Again, like most members of the photographic profession, I am looking back through old images of mine to remind myself what it is about the job and making the pictures that I love so much. I’ve also been looking through some of the hundreds of photographic books that line the shelves in my home and it has taken almost no time at all to re-affirm what I already knew:

I need people in pictures to make them interesting to me 95% of the time. Another 3% features human activities with no people apparent, 1% is about animals and the final 1% is made up of the rest.

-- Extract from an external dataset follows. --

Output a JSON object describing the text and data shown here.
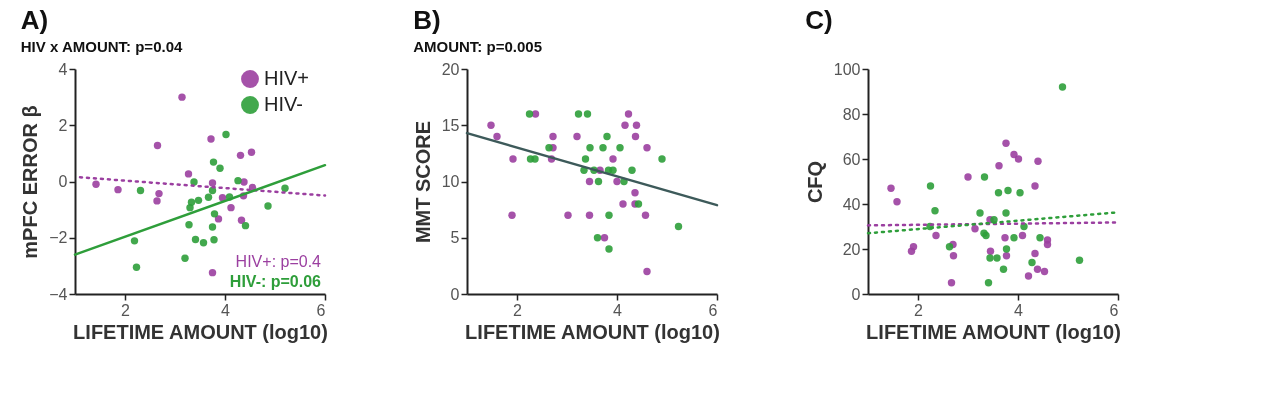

That doesn’t come as much of a surprise to me but, try as I might, I cannot get excited about straight landscapes and buildings don’t work for me either. Don’t get me wrong, I can appreciate the skills involved in a great photograph of places and inanimate objects but it is incredibly rarely that they make my heart sing in the way that even quite average people photographs can. So as I sit here with a catalogue of my own work in front of me I can see why I have enjoyed my career so far so much – it has mostly been about people and about human interaction. It has been about the good, bad and downright ugly things we have done to the world and its population and I cannot wait to get my cameras back out (other than to give them a thorough clean which I’ve already done) and get back out there. I will be interested to see whether social distancing and the lockdown that are becoming second nature change the way that I shoot. Actually, it’s not just that I’ll be interested – the wait is going to be necessary but painful.